Проклят человек, который надеется на человека. Я говорю это вслед за Иеронимом, но не так, как Иероним. Я надеялся на человека – и мир мой рухнул. Все, что мне было обещано – было обещано Адамом. Однако теперь его нет, и мне предстоит отстроить себя по кускам, от камней фундамента, из руин. Он был мне опорой, стеной, сколько себя помню. У него я мог найти утешение, у него – приют во всяком сомнении. Он был не только образец братства, но образец мужественности, на кого равняться теперь? Обе стороны мужества Хепбернов, духовное и земное, лежат по обе стороны от мертвого Босуэлла, также мертвы – дядья Адам и Джордж. Крейгс получил чудовищный удар по голове, епископ Островов нес на себе ран в десять раз больше, чем Господь на кресте. У меня отняли все образцы разом. За что это произошло со мной, не много-то видевшим счастья в жизни? Со мной, во славу братства пренебрегшим любовью к женщине и оскопившим себя? Я желал самопожертвованием отслужить ему и его детям, и вот… служить некому. От своры Хейлса, от логова первого Босуэлла осталась седая волчица и трое голодных щенков, мало понимающих, откуда раздаются крики загонщиков. Почему? Во мне было так много ярости, что только этот вопрос я и задавал до тех пор, пока не отупел от горя. Почему это случилось с нами, со мной? Мы ведь едва-едва начали жить, как подобает, под рукой Адама. Зачем надо было так все обрушить, Господи? Горячей, чем в ту ночь, я не упрекал, не молился никогда. Юности свойственна глубина отчаяния – пока сердце не омертвело и не опошлилось. Раз за разом поправляя фитиль в лампаде, я говорил и говорил… и когда небо над Тайном принялось менять цвет, все еще сидел, обессилев, прислонясь к последнему ложу Адама. И теперь уже говорил и говорил с ним. А потом припал, наконец, лицом к крупной мертвой длани в последней присяге верности. Сегодня мне стыдно вспоминать те слова, как больно бывает вспоминать признания первой любви человеку, давно растленному.
Но холод его руки проник в меня. И тут я внезапно понял: над нами ничего нет. Быть может, Бог еще есть – где-то там, наверху, далеко, но дьявола нет. Весь этот ад творим руками людей. Тот ад, которому стал добычей мой брат. Как истинный рыцарь, он пал не в сражении с англичанами, но в битве с несовершенством, со злом, с люциферством, которое те воплощали собой, со злом, которое воплощала собой война. И я, посвятивший себя церкви, чтобы уберечь его от своей руки, жалел, что не погиб вместе с ним. Любая смерть страшила меня тогда меньше, чем жизнь теперь – без руля и ветрил. Я не мог уйти, я словно прирос к месту, то была моя последняя ночь вместе с братом. Больше я не увижу его никогда – до Страшного суда, на который однажды нас призовут.

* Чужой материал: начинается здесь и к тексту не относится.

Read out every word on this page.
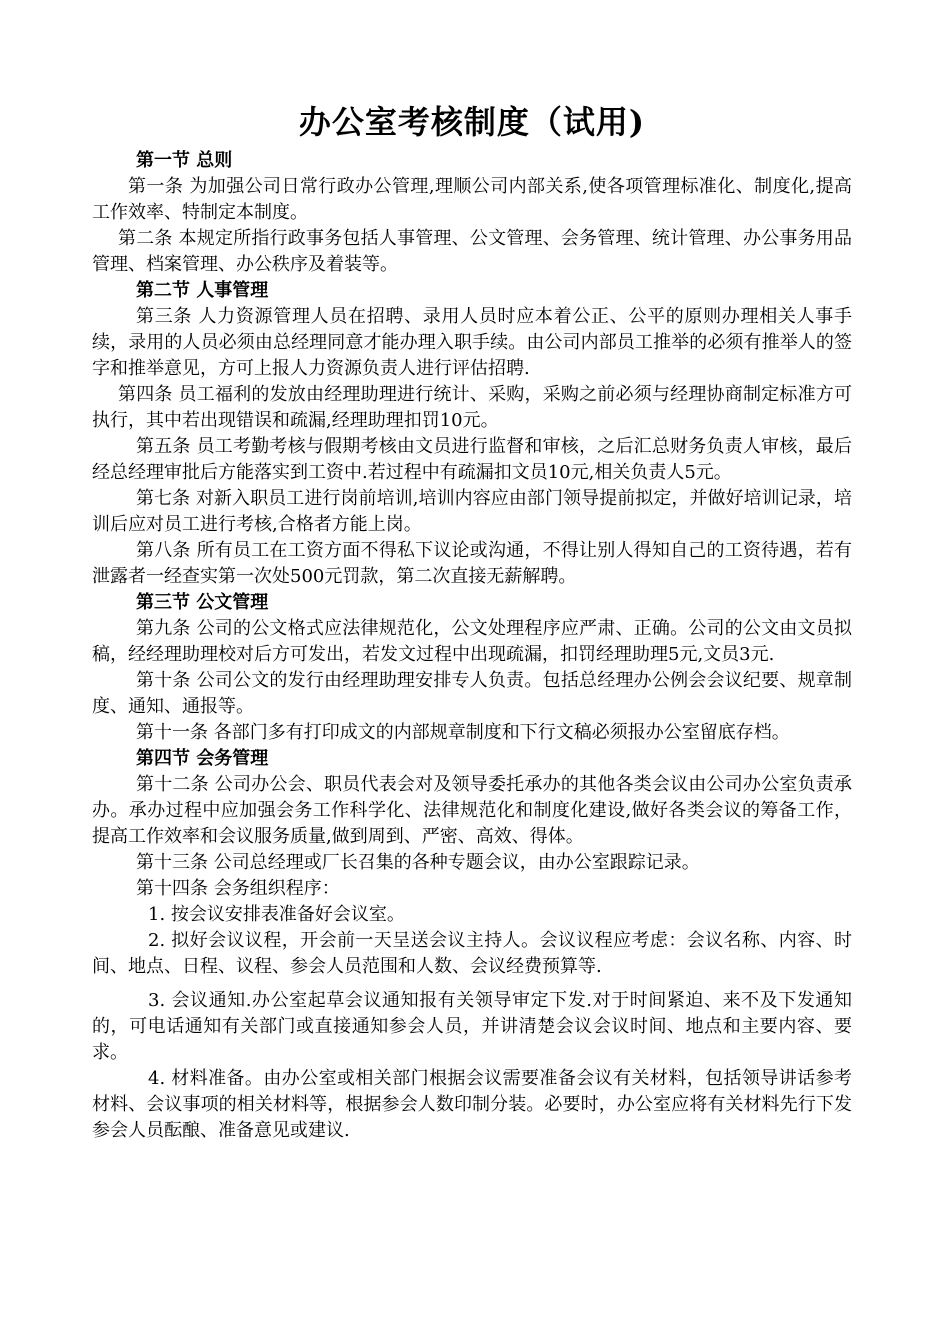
办公室考核制度（试用)

第一节 总则

第一条 为加强公司日常行政办公管理,理顺公司内部关系,使各项管理标准化、制度化,提高工作效率、特制定本制度。

第二条 本规定所指行政事务包括人事管理、公文管理、会务管理、统计管理、办公事务用品管理、档案管理、办公秩序及着装等。

第二节 人事管理

第三条 人力资源管理人员在招聘、录用人员时应本着公正、公平的原则办理相关人事手续，录用的人员必须由总经理同意才能办理入职手续。由公司内部员工推举的必须有推举人的签字和推举意见，方可上报人力资源负责人进行评估招聘.

第四条 员工福利的发放由经理助理进行统计、采购，采购之前必须与经理协商制定标准方可执行，其中若出现错误和疏漏,经理助理扣罚10元。

第五条 员工考勤考核与假期考核由文员进行监督和审核，之后汇总财务负责人审核，最后经总经理审批后方能落实到工资中.若过程中有疏漏扣文员10元,相关负责人5元。

第七条 对新入职员工进行岗前培训,培训内容应由部门领导提前拟定，并做好培训记录，培训后应对员工进行考核,合格者方能上岗。

第八条 所有员工在工资方面不得私下议论或沟通，不得让别人得知自己的工资待遇，若有泄露者一经查实第一次处500元罚款，第二次直接无薪解聘。

第三节 公文管理

第九条 公司的公文格式应法律规范化，公文处理程序应严肃、正确。公司的公文由文员拟稿，经经理助理校对后方可发出，若发文过程中出现疏漏，扣罚经理助理5元,文员3元.

第十条 公司公文的发行由经理助理安排专人负责。包括总经理办公例会会议纪要、规章制度、通知、通报等。

第十一条 各部门多有打印成文的内部规章制度和下行文稿必须报办公室留底存档。

第四节 会务管理

第十二条 公司办公会、职员代表会对及领导委托承办的其他各类会议由公司办公室负责承办。承办过程中应加强会务工作科学化、法律规范化和制度化建设,做好各类会议的筹备工作，提高工作效率和会议服务质量,做到周到、严密、高效、得体。

第十三条 公司总经理或厂长召集的各种专题会议，由办公室跟踪记录。

第十四条 会务组织程序：

1. 按会议安排表准备好会议室。

2. 拟好会议议程，开会前一天呈送会议主持人。会议议程应考虑：会议名称、内容、时间、地点、日程、议程、参会人员范围和人数、会议经费预算等.

3. 会议通知.办公室起草会议通知报有关领导审定下发.对于时间紧迫、来不及下发通知的，可电话通知有关部门或直接通知参会人员，并讲清楚会议会议时间、地点和主要内容、要求。

4. 材料准备。由办公室或相关部门根据会议需要准备会议有关材料，包括领导讲话参考材料、会议事项的相关材料等，根据参会人数印制分装。必要时，办公室应将有关材料先行下发参会人员酝酿、准备意见或建议.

Оцепенение с меня стряхнул отец Катберт, проснувшись. Старик закряхтел, разгибая затекшую спину, бормоча латинские слова вперемежку с нытьем и руганью, подобрал с пола книгу псалмов, мерно кивая, забубнил под нос… Я вышел из часовни с сухим лицом, не обратив должного внимания на то, как отряд в две дюжины рейдеров струйкой вытек за ворота. На стене, теряясь в светлеющей дымке неба, замирал отзвук старого похоронного пиброха «Мы больше не вернемся», и в него вплеталась новая тема, все четче, все неотступней.

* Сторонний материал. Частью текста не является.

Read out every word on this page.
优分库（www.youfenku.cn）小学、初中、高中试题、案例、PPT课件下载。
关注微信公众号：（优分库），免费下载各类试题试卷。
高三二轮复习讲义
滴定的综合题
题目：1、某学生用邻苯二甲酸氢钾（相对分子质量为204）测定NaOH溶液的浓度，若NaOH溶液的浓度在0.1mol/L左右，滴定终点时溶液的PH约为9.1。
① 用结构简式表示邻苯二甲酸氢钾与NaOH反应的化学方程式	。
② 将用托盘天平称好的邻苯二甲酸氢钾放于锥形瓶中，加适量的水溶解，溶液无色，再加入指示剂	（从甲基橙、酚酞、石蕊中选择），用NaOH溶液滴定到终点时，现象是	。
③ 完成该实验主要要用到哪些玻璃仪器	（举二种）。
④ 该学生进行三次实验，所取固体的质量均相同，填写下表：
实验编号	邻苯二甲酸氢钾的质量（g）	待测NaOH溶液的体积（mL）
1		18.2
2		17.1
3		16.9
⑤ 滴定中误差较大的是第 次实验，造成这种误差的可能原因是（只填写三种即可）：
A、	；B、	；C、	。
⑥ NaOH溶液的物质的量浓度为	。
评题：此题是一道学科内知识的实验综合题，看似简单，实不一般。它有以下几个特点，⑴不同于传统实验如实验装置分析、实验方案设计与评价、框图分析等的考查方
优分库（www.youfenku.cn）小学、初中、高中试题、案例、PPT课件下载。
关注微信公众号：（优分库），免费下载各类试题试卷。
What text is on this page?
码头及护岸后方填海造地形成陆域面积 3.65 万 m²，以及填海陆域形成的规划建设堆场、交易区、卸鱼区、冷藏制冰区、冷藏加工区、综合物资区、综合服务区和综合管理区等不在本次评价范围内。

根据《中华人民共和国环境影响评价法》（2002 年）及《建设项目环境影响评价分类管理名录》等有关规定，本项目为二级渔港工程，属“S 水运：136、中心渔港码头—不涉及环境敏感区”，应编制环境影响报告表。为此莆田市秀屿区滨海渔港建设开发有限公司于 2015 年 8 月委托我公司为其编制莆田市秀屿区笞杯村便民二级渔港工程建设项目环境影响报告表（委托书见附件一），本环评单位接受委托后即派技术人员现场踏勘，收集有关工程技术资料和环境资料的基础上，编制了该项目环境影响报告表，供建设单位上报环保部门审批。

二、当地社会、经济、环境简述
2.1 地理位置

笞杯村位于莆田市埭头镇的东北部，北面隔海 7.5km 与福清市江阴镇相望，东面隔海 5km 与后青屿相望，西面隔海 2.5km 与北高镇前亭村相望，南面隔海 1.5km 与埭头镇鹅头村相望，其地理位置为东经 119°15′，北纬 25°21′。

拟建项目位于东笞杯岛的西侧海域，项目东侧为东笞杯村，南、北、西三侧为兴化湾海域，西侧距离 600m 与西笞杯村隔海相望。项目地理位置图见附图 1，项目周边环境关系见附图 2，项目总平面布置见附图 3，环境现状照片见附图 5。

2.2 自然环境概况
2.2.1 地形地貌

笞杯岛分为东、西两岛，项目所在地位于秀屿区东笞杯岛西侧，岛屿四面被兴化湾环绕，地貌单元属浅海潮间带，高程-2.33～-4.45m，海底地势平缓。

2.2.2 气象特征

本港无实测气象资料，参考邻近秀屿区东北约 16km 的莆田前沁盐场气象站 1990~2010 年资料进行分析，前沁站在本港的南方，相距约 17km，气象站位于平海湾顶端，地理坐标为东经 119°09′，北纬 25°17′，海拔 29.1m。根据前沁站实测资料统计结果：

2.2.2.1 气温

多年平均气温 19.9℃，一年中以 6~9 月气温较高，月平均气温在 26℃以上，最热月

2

Покуда их не погребли, день словно бы не кончался.
Но длился, длился и длился. Перемежался восходом и закатом, рассекался трапезами. На стенах выли волынки. В людских умирали раненые. Приходила ночь. Наступало утро. Но это был все тот же самый день – так мне казалось – день, в который их привезли. И он не закончится, пока каменная плита не затворит гробницу. Кресло Босуэлла за высоким столом пустовало, а столы были вновь расставлены, как подобает. На первое утро Агнесс не вышла ни к завтраку, ни к обеду, но мать ее не поторопила, не послала за ней и служанку. Меж тем, пока мы – гарнизон в круглосуточной готовности – ожидали чужих, к нам пожаловали свои. Первым прибыл тот самый Джеймс Хепберн Уитсом, ректор Партона, клерк Его покойного величества. Маленький, худенький, похожий на черного дрозда. Обычно, разгневавшись, он чирикал. Сейчас же, напротив, был сосредоточен и хмур. Спорхнул с седла, не глядя, швырнул поводья конюху, запрыгал по ступеням в сумеречный холл Хейлса – к нам троим, под надзором матери бодрствующим за столом. Но я не помню, чтобы кто-то из нас ел. Скорей, мы исполняли ритуал для слуг, для того, чтоб кинсмены видели – в Хейлсе все идет своим чередом даже по смерти хозяина.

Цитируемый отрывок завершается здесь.